MERS salgını, önceki koronavirüs salgınından çok daha yüksek bir ölüm oranına sahipti.
Ebola: 2014–2016
2014 Ebola salgını, başta Batı Afrika olmak üzere 11.300 kişinin hayatını alan hemorajik ateş salgınını içeriyordu.
Ebola salgınına, başlangıçta yarasalardan insanlara bulaştığı düşünülen bir Ebola virüsü neden oldu. Salgın Batı Afrika'da başlamasına rağmen toplamda sekiz ülkeye yayıldı.
COVID-19 (SARS-CoV-2): 2019 – devam ediyor
2019 COVID-19 salgını şu anda devam eden viral bir salgındır. Bu, daha önce bilinmeyen bir koronavirüs olan SARS-CoV-2'nin neden olduğu yeni bir hastalıktır. Enfeksiyon oranı, ölüm oranı ve diğer istatistikler hala geliştirilmektedir.
Bir pandemiye hazırlanmak, hastalığın toplumumuz ve dünya üzerindeki etkisini azaltmak için hepimizin katılabileceği bir topluluk çabasıdır.
Mevcut COVID-19 salgınıyla ilgili canlı güncellemeleri burada bulabilirsiniz.
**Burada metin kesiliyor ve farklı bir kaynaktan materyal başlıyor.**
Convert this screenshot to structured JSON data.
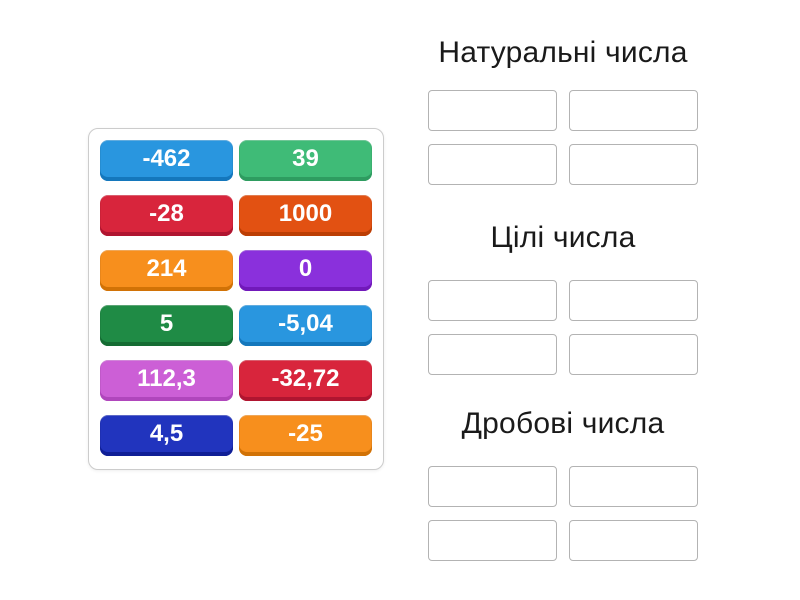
{
  "board": {
    "tiles": [
      {
        "label": "-462",
        "color": "#2996df",
        "edge_color": "#1477bc"
      },
      {
        "label": "39",
        "color": "#3fbb77",
        "edge_color": "#2e9c60"
      },
      {
        "label": "-28",
        "color": "#d8253c",
        "edge_color": "#b01530"
      },
      {
        "label": "1000",
        "color": "#e25112",
        "edge_color": "#bc3e04"
      },
      {
        "label": "214",
        "color": "#f78f1d",
        "edge_color": "#d17206"
      },
      {
        "label": "0",
        "color": "#8a30dc",
        "edge_color": "#7119ba"
      },
      {
        "label": "5",
        "color": "#1f8b45",
        "edge_color": "#156c33"
      },
      {
        "label": "-5,04",
        "color": "#2996df",
        "edge_color": "#1477bc"
      },
      {
        "label": "112,3",
        "color": "#cc5fd6",
        "edge_color": "#b046bc"
      },
      {
        "label": "-32,72",
        "color": "#d8253c",
        "edge_color": "#b01530"
      },
      {
        "label": "4,5",
        "color": "#2134be",
        "edge_color": "#101f96"
      },
      {
        "label": "-25",
        "color": "#f78f1d",
        "edge_color": "#d17206"
      }
    ]
  },
  "groups": [
    {
      "title": "Натуральні числа",
      "slot_count": 4
    },
    {
      "title": "Цілі числа",
      "slot_count": 4
    },
    {
      "title": "Дробові числа",
      "slot_count": 4
    }
  ]
}
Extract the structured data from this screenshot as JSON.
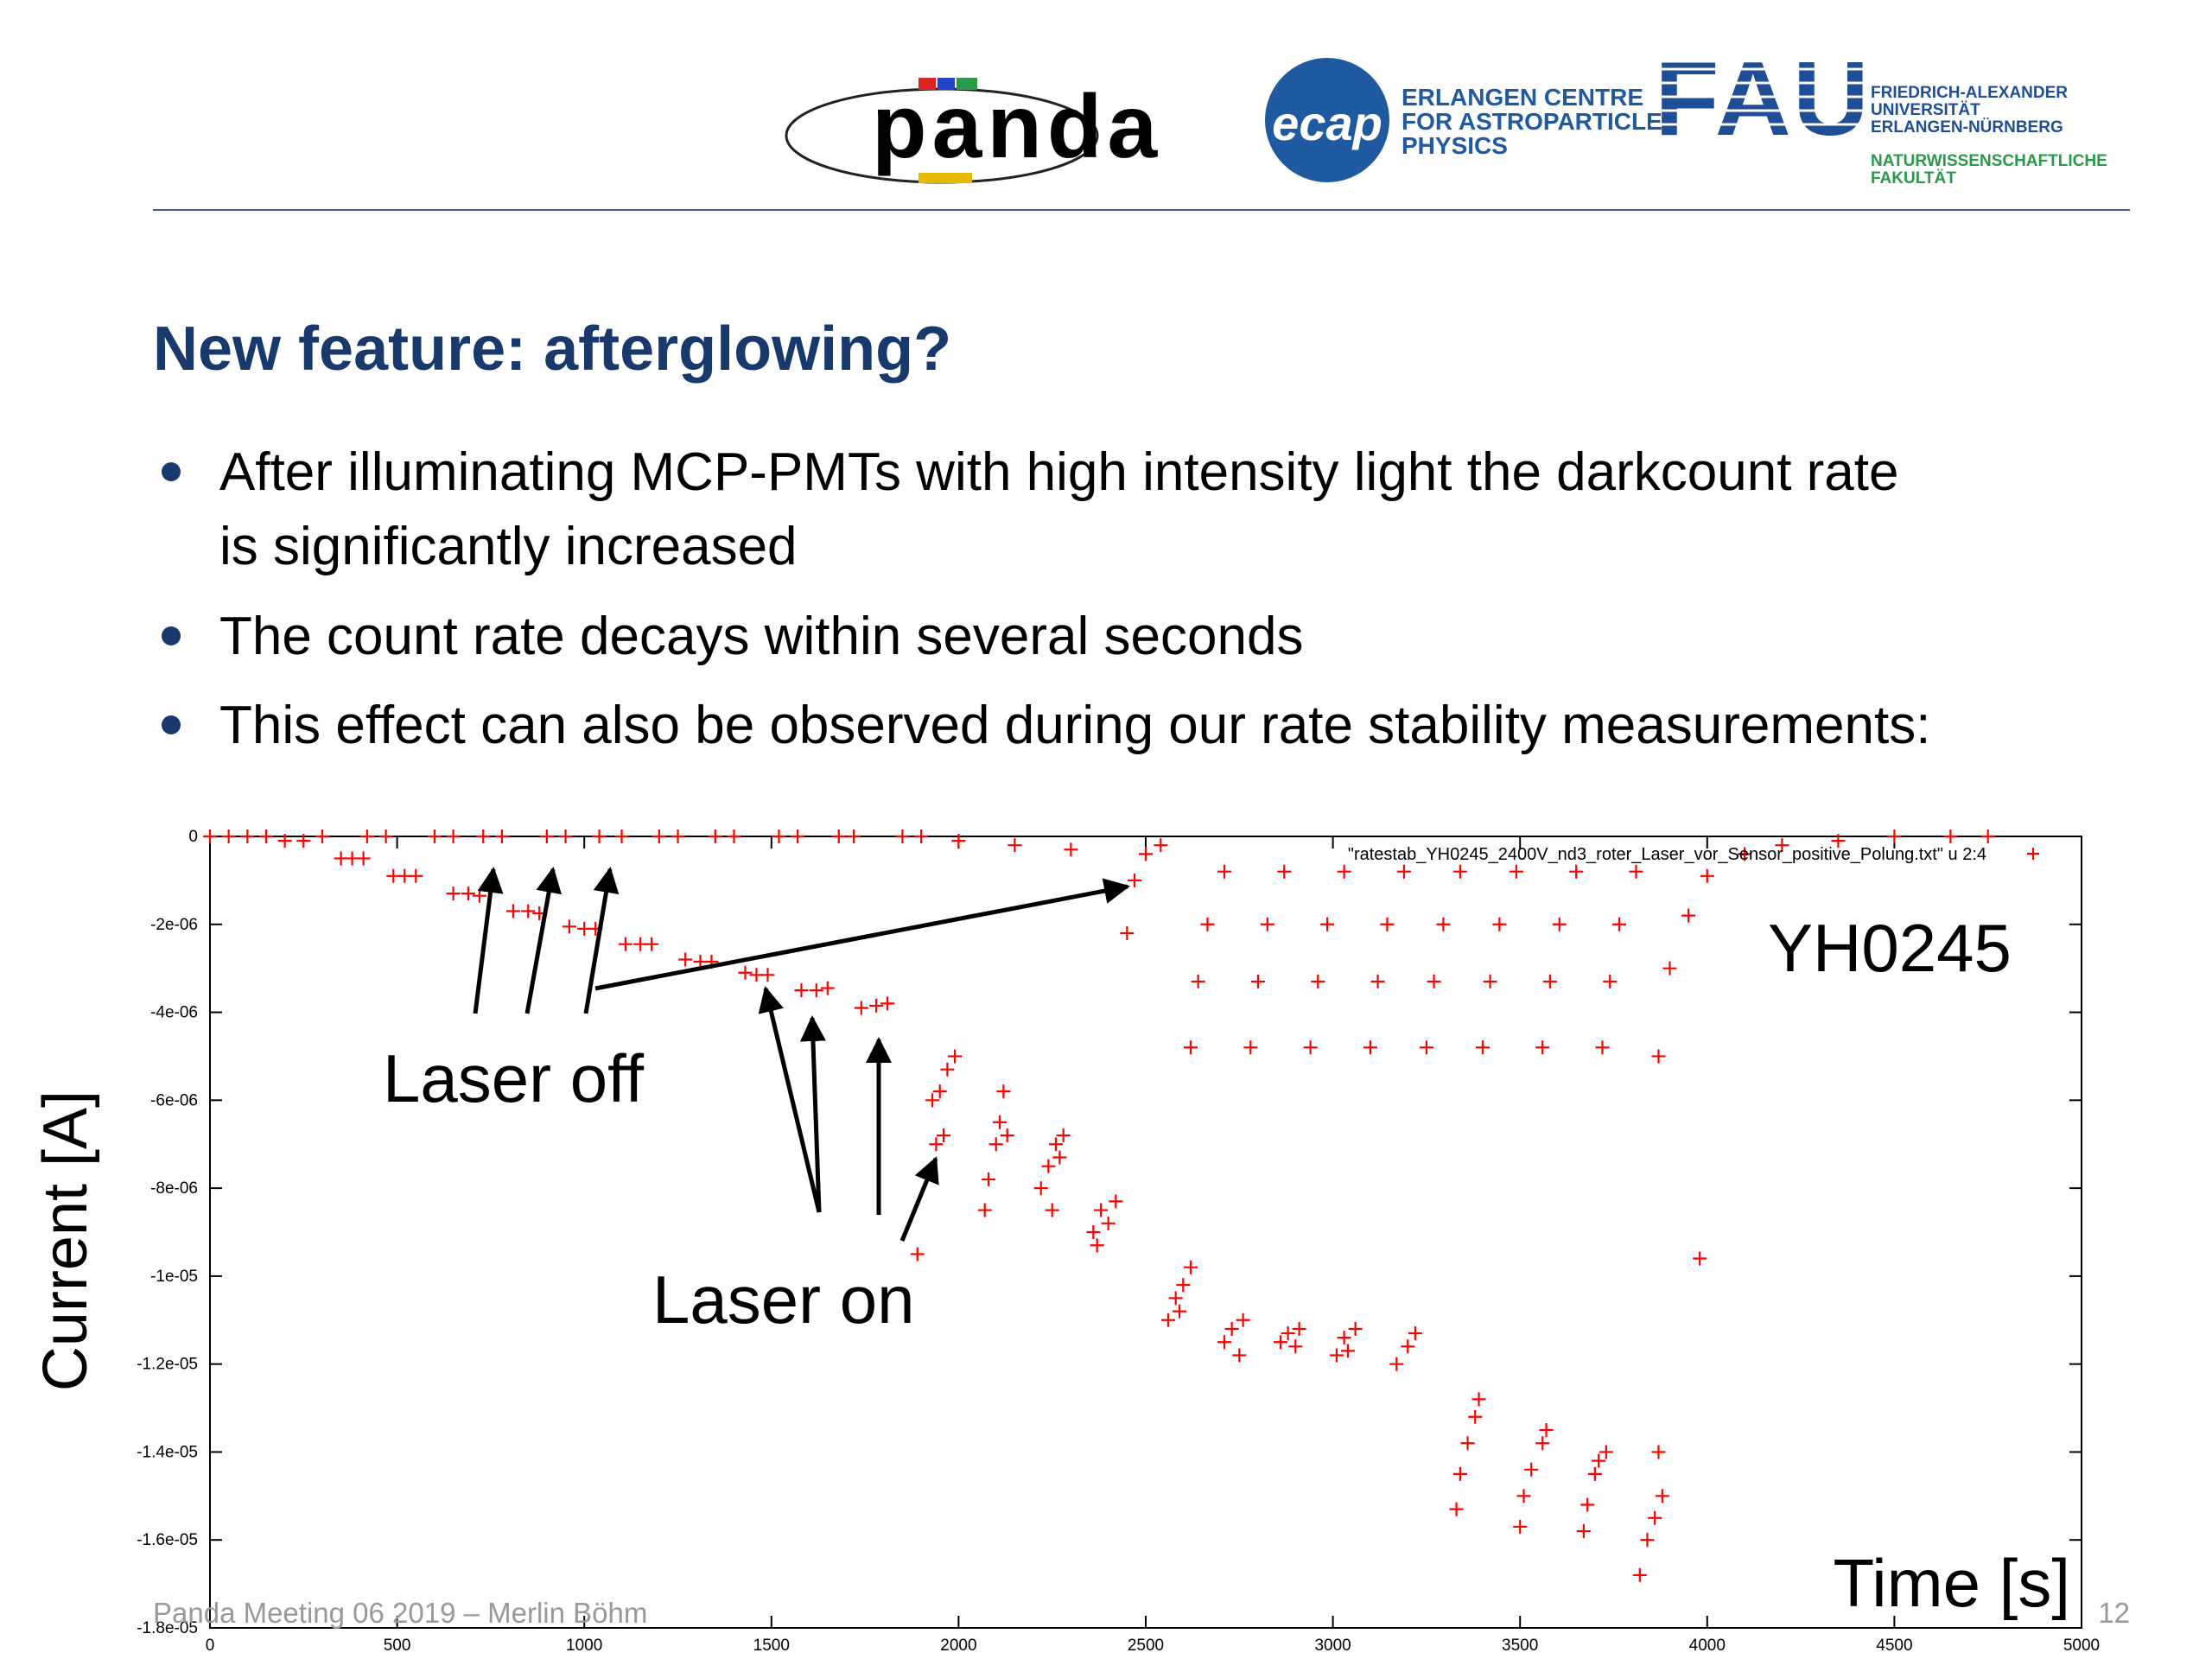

Belirtiler, tedavi ve nasıl hazırlanacağınız hakkında daha fazla bilgi için koronavirüs merkezimizi ziyaret edin.
Götürmek
Yeni bir hastalık ortaya çıktığında, hastalığın dünya çapında yayılmasıyla sonuçlanan bir pandemi olasılığı vardır. Yakın tarihte, 1918 grip salgını, 2003 SARS-CoV salgını ve en son COVID-19 salgını dahil olmak üzere çok sayıda salgın ve salgın salgını olmuştur.
Olası bir salgın salgınına hazırlanmak için hepimizin yapabileceği şeyler var ve yeni hastalığın yayılmasını yavaşlatmak veya durdurmak için hepimizin uygun adımları izlememiz önemlidir.
COVID-19'un yayılmasını yavaşlatmak için üzerinize düşeni nasıl yapabileceğiniz hakkında daha fazla bilgi için mevcut yönergeler için burayı tıklayın.